Il entra dans la cabine et reparut un peu après.
Il monta sur l’estrade et opéra sur la plaque de marbre appliquée au mur les manœuvres nécessaires à l’envoi du courant. Puis il escalada le plateau de graphite.
« Peut-être n’avez-vous pas remarqué ceci, » me dit-il. Et il me désigna, contre la face interne du tableau de marbre placé près du plateau, une sorte de compteur sur le cadran duquel j’aperçus une aiguille et deux mots inscrits : « pâte » – « brume. »
« C’est une simple horloge électrique.
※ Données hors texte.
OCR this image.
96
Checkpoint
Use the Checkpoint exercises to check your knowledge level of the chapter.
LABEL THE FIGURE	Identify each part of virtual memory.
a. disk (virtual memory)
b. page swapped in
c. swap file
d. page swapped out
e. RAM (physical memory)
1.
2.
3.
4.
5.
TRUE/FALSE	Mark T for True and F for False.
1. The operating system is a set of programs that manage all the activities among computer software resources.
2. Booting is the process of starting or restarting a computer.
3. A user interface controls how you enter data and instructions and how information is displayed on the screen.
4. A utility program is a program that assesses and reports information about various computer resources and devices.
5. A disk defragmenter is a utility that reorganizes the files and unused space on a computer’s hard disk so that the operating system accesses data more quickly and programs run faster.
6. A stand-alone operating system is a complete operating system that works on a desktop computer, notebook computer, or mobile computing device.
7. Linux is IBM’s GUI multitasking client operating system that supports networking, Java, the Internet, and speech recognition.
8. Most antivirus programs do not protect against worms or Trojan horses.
Je place, selon le cas, l’aiguille face au mot « pâte » ou au mot « brume. » L’état demandé sitôt obtenu, le courant se trouve automatiquement coupé. En effet, je n’aurais plus la force de manœuvrer les commutateurs ni de descendre du plateau où me maintient la puissance du champ magnétique. Pâte ou brume ?
– Vous allez me trouver exigeant, maître. Je voudrais pâte et brume.
– Soit. Allons-y. »
Pitoulet se tenait debout sur le plateau ; il mit l’aiguille au mot « pâte, » manœuvra les commutateurs, eut un tressaillement. Ses cheveux se dressèrent un peu ; puis il sembla éprouver une courte nausée. Un instant après, il parla :
« L’expérience n’empêche pas de causer. Seulement, ma voix va devenir de plus en plus maigre et ténue.
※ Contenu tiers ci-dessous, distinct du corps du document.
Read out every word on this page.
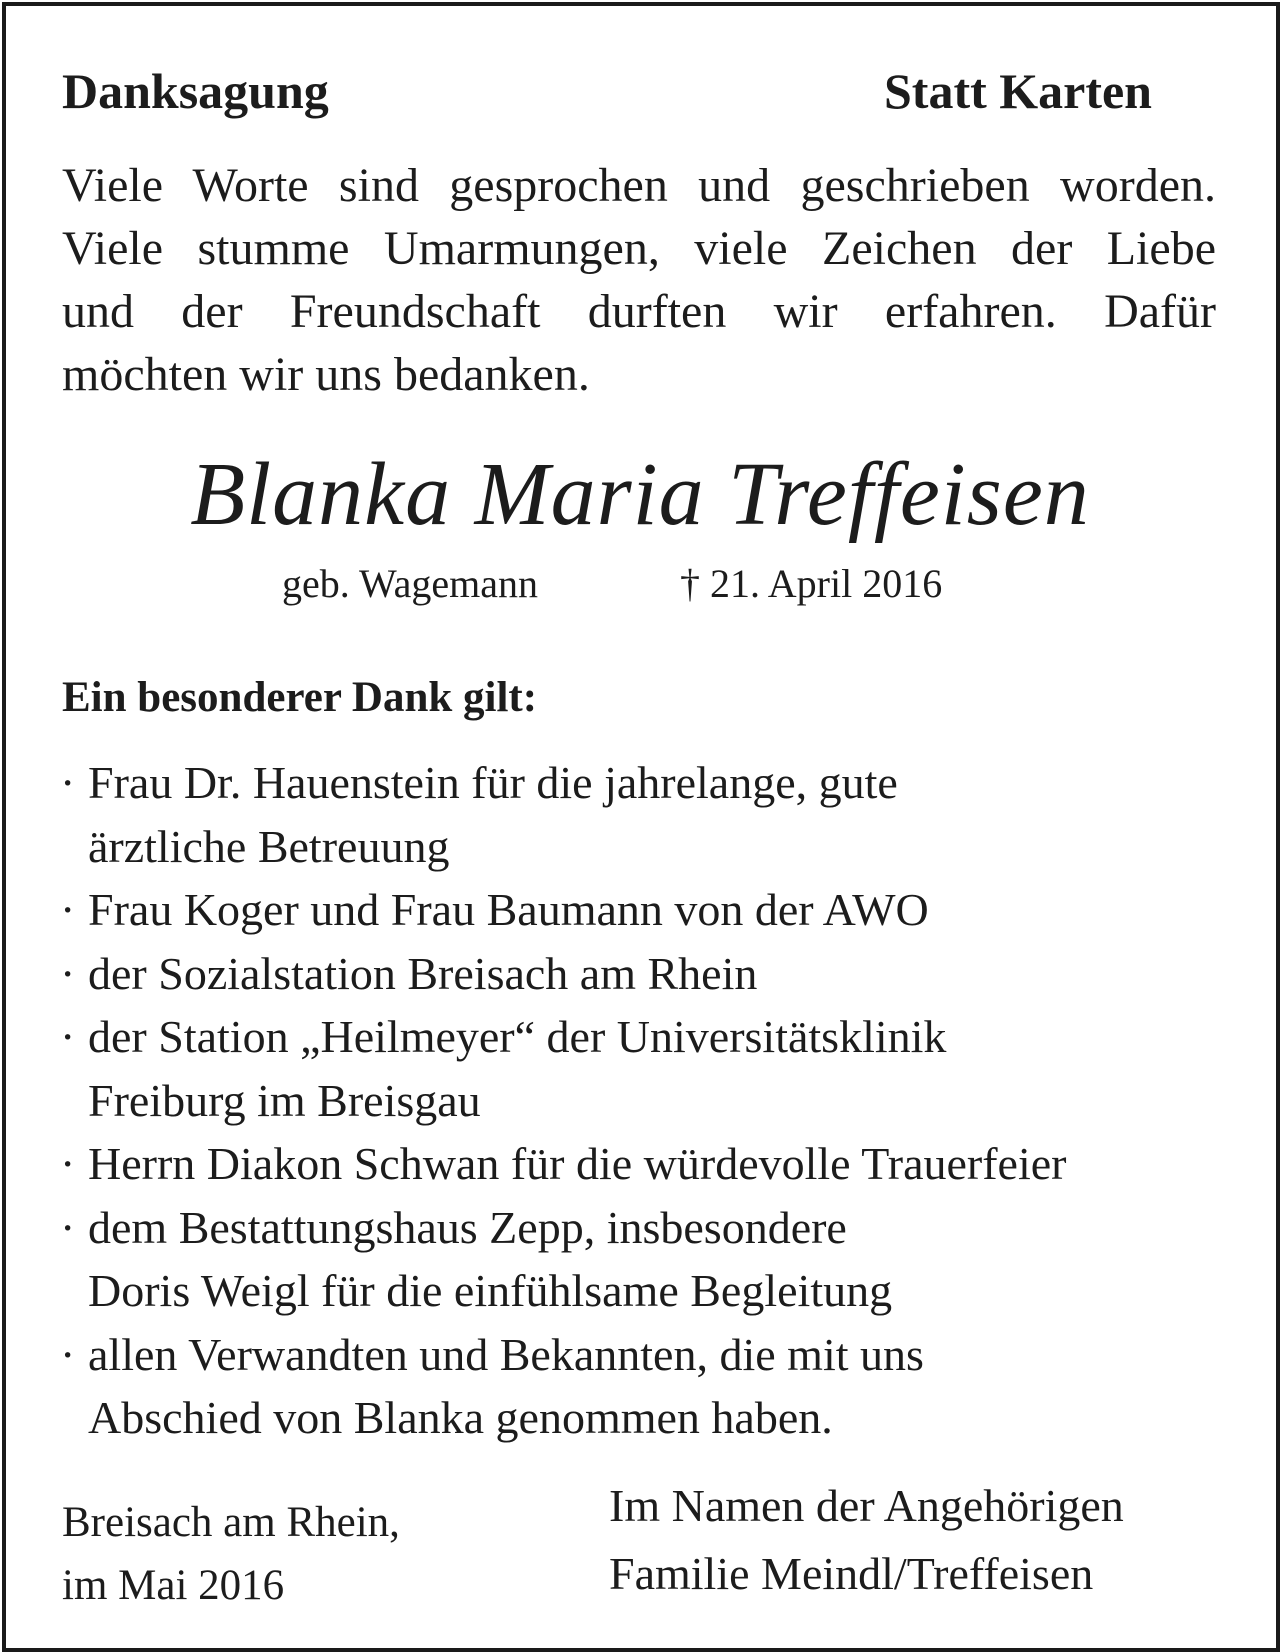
Danksagung	Statt Karten
Viele Worte sind gesprochen und geschrieben worden.
Viele stumme Umarmungen, viele Zeichen der Liebe
und der Freundschaft durften wir erfahren. Dafür
möchten wir uns bedanken.
Blanka Maria Treffeisen
geb. Wagemann	† 21. April 2016
Ein besonderer Dank gilt:
· Frau Dr. Hauenstein für die jahrelange, gute
ärztliche Betreuung
· Frau Koger und Frau Baumann von der AWO
· der Sozialstation Breisach am Rhein
· der Station „Heilmeyer“ der Universitätsklinik
Freiburg im Breisgau
· Herrn Diakon Schwan für die würdevolle Trauerfeier
· dem Bestattungshaus Zepp, insbesondere
Doris Weigl für die einfühlsame Begleitung
· allen Verwandten und Bekannten, die mit uns
Abschied von Blanka genommen haben.
Breisach am Rhein,
im Mai 2016
Im Namen der Angehörigen
Familie Meindl/Treffeisen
– Alors, maître, dites-moi ce que vous éprouvez.
– Un vague mal de cœur, passager ; j’éprouve à présent l’impression que je ne sais quoi d’élémentaire fuse de moi, par tous mes pores ; qu’une espèce de densité moindre de tout mon être s’élabore… c’est une sensation très curieuse d’allégement et d’affaissement à la fois… Voyez, je commence malgré moi à fléchir sur mes jambes… crac… »
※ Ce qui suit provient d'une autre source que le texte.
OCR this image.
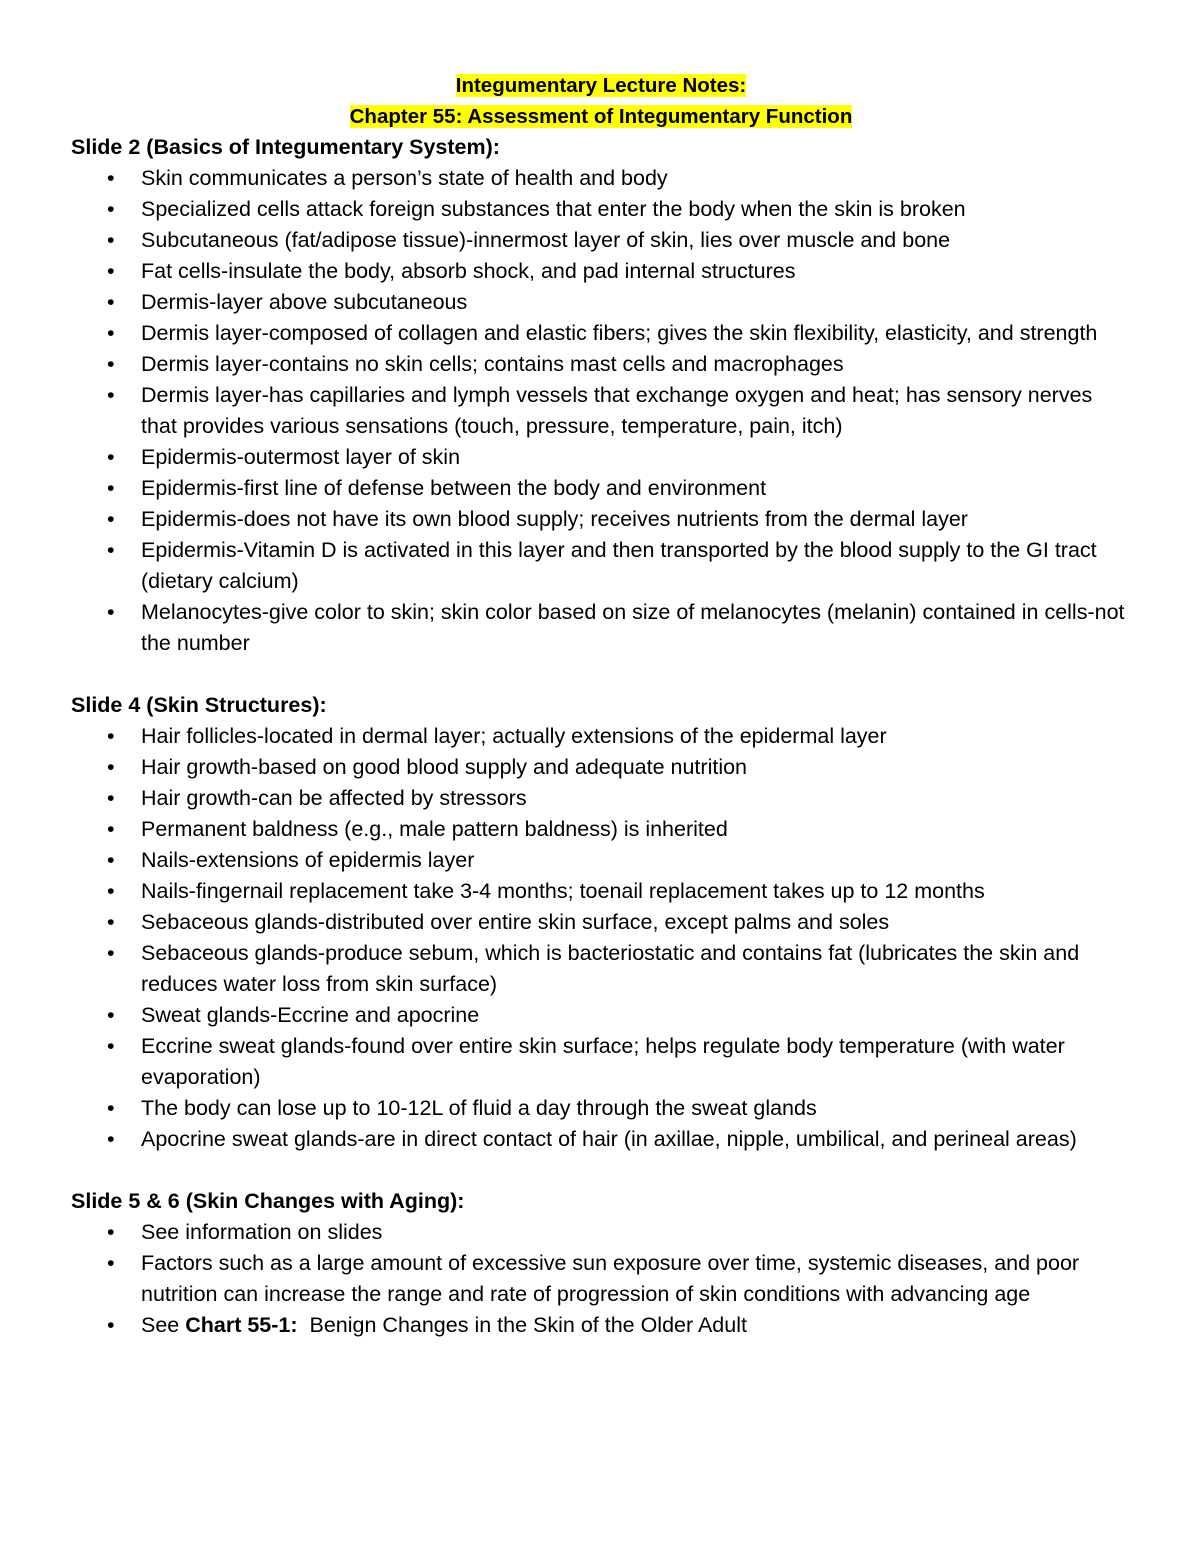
Integumentary Lecture Notes:
Chapter 55: Assessment of Integumentary Function
Slide 2 (Basics of Integumentary System):
• Skin communicates a person’s state of health and body
• Specialized cells attack foreign substances that enter the body when the skin is broken
• Subcutaneous (fat/adipose tissue)-innermost layer of skin, lies over muscle and bone
• Fat cells-insulate the body, absorb shock, and pad internal structures
• Dermis-layer above subcutaneous
• Dermis layer-composed of collagen and elastic fibers; gives the skin flexibility, elasticity, and strength
• Dermis layer-contains no skin cells; contains mast cells and macrophages
• Dermis layer-has capillaries and lymph vessels that exchange oxygen and heat; has sensory nerves that provides various sensations (touch, pressure, temperature, pain, itch)
• Epidermis-outermost layer of skin
• Epidermis-first line of defense between the body and environment
• Epidermis-does not have its own blood supply; receives nutrients from the dermal layer
• Epidermis-Vitamin D is activated in this layer and then transported by the blood supply to the GI tract (dietary calcium)
• Melanocytes-give color to skin; skin color based on size of melanocytes (melanin) contained in cells-not the number
Slide 4 (Skin Structures):
• Hair follicles-located in dermal layer; actually extensions of the epidermal layer
• Hair growth-based on good blood supply and adequate nutrition
• Hair growth-can be affected by stressors
• Permanent baldness (e.g., male pattern baldness) is inherited
• Nails-extensions of epidermis layer
• Nails-fingernail replacement take 3-4 months; toenail replacement takes up to 12 months
• Sebaceous glands-distributed over entire skin surface, except palms and soles
• Sebaceous glands-produce sebum, which is bacteriostatic and contains fat (lubricates the skin and reduces water loss from skin surface)
• Sweat glands-Eccrine and apocrine
• Eccrine sweat glands-found over entire skin surface; helps regulate body temperature (with water evaporation)
• The body can lose up to 10-12L of fluid a day through the sweat glands
• Apocrine sweat glands-are in direct contact of hair (in axillae, nipple, umbilical, and perineal areas)
Slide 5 & 6 (Skin Changes with Aging):
• See information on slides
• Factors such as a large amount of excessive sun exposure over time, systemic diseases, and poor nutrition can increase the range and rate of progression of skin conditions with advancing age
• See Chart 55-1:  Benign Changes in the Skin of the Older Adult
Il avait dû s’agenouiller ; à leur tour, ses cuisses faiblirent et il prit la position du crapaud. Je me plaçai à sa hauteur ; il poursuivit :
« Tout en moi s’amollit, mon cerveau comme le reste. Cependant, mes facultés demeurent : c’est donc que le cerveau comporte autre chose que la matière cérébrale. Contribution intéressante à l’étude des « relations du corps à l’esprit. » M’entendez-vous toujours bien ?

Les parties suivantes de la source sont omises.